What is sales returns and allowances?
The sales returns and allowances is a contra revenue account with a normal debit balance used to record returns from and allowances to customers. It thus has a debit balance that is opposite the credit balance of the Sales account.
What is the sales returns and allowances journal?
When sales are returned by customers or an allowance is granted to them on account of short delivery, breakage or low quality, etc., the entry is made in sales returns and allowances journal. Return of merchandise sold for cash is entered in cash payment journal or cash book.
A return results when a buyer returns part, or all, of purchase to the seller. An allowance results when a buyer decides to keep damaged or defective goods, but at a reduction from the original price.
On the books of the seller, A return or allowance is recorded as a reduction in sales revenue. Since the sales account normally has a credit balance, returns and allowances could be recorded on the debit side (the reduction side) of the Sales account. To provide a better record, however, returns and allowances are often recorded in a separate account entitled Sales Returns and Allowances.
How to record Sales returns and Allowances
When merchandise are returned by customer or allowance is granted to them a credit memorandum (also known as credit memo) is prepared. It is prepared in duplicate, the original memo is sent to the customer and the duplicate copy is retained. A credit memo serves as a voucher for entries in the sales returns and allowances journal. Like debit memos, all credit memos are serially numbered. This can be illustrated as follows:
Goods sold on credit are often returned to the seller with the understanding that the customer’s account will be credited (reduced) by the amount of the return. The seller usually issues the customer a credit memorandum that shows the amount of credit granted and the reason for the return. On the books of the seller, the customer’s accounts receivable account has a debit balance. Thus, the term credit memorandum indicates that the seller has decreased the customer’s account and does not expect payment.
To illustrate, Lakeside Electronics issued the credit memorandum shown in the below figure to Champ’s TV Sales for the return of a 19-inch color TV that proved to be defective.
Lakeside used the credit memorandum in the above figure as a source document for the following general journal entry.
The credit part of this entry involves both a controlling account (Accounts Receivable) in the general ledger and a customer’s account (Champ’s TV Sales) in the accounts receivable subsidiary ledger. As we have learned, debits or credits to a controlling account require a dual posting to the controlling account in the general ledger and to the customer’s account in the accounts receivable ledger. To indicate that dual posting is necessary, a diagonal line is drawn in the P.R. column of the journal at the time the journal entry is made.
When the above entry was posted to the accounts receivable ledger, a small check mark was made to the right of the diagonal line, When posting was made to the Accounts Receivable controlling account, the account number of Accounts Receivable (112) was written to the left of the diagonal line.
If a cash refund is made because of a sales return or allowance, the Sale Returns and Allowances account is debited and the Cash account is credited.
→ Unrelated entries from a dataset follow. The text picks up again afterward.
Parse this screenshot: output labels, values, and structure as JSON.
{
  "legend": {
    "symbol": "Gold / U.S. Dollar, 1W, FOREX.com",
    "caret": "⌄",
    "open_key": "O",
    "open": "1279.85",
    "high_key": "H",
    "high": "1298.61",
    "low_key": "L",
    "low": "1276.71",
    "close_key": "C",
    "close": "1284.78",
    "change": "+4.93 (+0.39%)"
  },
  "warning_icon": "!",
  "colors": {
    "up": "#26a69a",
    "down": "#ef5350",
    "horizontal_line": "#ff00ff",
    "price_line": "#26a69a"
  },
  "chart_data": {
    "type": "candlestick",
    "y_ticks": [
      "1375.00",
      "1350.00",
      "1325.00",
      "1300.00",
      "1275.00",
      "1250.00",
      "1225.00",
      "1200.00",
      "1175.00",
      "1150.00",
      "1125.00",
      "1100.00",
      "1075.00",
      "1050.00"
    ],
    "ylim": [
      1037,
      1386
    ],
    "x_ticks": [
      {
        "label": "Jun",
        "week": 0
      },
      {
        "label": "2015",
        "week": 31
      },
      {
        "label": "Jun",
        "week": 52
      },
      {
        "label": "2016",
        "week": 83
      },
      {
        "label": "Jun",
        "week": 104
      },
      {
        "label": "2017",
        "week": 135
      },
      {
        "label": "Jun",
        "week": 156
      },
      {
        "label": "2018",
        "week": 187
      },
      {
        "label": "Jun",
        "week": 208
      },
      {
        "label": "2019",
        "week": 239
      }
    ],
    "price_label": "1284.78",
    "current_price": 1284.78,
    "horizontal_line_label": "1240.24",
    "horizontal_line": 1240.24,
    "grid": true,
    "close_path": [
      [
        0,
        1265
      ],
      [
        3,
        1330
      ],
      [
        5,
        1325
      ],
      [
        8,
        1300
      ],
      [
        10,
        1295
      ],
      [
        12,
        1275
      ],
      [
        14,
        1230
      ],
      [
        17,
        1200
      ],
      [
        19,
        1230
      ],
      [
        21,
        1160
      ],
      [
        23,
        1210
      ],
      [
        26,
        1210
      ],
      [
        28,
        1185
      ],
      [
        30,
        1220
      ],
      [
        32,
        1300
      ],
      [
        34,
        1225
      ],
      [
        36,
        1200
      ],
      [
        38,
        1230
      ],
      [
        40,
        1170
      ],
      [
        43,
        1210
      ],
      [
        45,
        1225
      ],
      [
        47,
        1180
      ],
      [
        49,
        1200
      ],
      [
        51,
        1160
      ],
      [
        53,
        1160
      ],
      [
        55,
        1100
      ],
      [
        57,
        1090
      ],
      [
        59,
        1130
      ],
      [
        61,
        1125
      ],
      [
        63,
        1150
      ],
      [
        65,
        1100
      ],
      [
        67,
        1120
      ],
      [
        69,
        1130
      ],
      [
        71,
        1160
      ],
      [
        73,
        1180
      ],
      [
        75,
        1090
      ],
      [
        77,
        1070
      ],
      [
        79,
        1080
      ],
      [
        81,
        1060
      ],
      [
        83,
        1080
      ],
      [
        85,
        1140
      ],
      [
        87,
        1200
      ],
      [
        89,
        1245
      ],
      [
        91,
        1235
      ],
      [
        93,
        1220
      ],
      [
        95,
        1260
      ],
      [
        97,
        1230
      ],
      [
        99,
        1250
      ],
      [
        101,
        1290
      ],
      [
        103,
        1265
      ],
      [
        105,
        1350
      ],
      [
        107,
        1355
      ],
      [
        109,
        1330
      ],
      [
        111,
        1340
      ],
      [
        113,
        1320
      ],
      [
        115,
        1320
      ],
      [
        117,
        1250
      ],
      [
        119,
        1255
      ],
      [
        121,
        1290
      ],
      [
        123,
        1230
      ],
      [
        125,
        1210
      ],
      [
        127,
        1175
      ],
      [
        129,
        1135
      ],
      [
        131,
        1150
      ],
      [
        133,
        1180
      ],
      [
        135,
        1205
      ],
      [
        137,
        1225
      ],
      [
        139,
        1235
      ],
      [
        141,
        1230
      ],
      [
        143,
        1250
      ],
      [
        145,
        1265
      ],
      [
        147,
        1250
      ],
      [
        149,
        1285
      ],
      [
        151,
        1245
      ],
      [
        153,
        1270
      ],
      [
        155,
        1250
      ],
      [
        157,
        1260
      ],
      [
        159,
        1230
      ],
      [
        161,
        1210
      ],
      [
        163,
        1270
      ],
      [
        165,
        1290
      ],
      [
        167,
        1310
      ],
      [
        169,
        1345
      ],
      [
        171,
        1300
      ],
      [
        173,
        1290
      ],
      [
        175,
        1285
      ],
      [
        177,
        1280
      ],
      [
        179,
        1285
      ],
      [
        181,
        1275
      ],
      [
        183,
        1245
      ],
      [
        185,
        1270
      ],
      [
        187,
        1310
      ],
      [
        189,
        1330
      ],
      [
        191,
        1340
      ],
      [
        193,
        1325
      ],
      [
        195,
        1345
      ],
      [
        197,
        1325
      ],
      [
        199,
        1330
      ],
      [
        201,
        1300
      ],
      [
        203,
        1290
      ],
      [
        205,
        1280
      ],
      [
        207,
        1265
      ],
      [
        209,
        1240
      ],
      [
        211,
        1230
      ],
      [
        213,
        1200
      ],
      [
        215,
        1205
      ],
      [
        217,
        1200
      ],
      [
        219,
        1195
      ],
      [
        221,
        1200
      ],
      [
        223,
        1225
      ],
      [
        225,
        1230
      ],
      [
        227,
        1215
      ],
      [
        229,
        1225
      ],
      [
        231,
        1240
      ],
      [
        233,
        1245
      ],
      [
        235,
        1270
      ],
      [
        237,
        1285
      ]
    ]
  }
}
Cash refunds are recorded in the cash payment journal.
Format of sales returns and allowances journal
Format of sales returns and allowances journal is shown below:
(1). Date column is used to record the date on which customers return merchandise sold to them.
(2). Account credited column is used to record the account title of the customer whose account is credited for the return of merchandise.
(3). Credit memo No. Column is used to record the credit memorandum number related to the merchandise returned.
(4). Posting reference column is used to record the account number at the time of posting entries from sales returns and allowances journal to ledger accounts.
(5). Amount column is used to record the amount of merchandise returned by customer.
Posting entries from sales returns and allowances journal to ledger accounts
Entries from sales returns and allowances journal are posted to relevant accounts in the accounts payable subsidiary ledger and general ledger. The procedure is described below:
- The individual entries in the sales returns and allowances journal are posted as credits to their respective accounts in the accounts receivable subsidiary ledger.
- The total of sales returns and allowances journal is posted as debit to the sales returns and allowances account and as credit to the accounts receivable account in the general ledger.
Record the following transactions in the sales journal and sales returns and allowances journal and post to ledger accounts.
Apr. 01: Sold merchandise on account to Al-Habib Co. $875, invoice No. 744.
Apr. 05: Sold merchandise to on account to Green Brothers $1,780, invoice no. 745.
Apr. 08: Merchandise returned by Al-Habib Co. $50, credit memo no. 42 is issued.
Apr. 14: Sold merchandise on account to Star Brothers $1,285, invoice no. 746.
Apr. 19: Merchandise returned by Green brothers $100, credit memo no. 43 is issued.
Apr. 25: Issued credit memo no. 44 of $120 to Star Brothers for defective merchandise returned by them.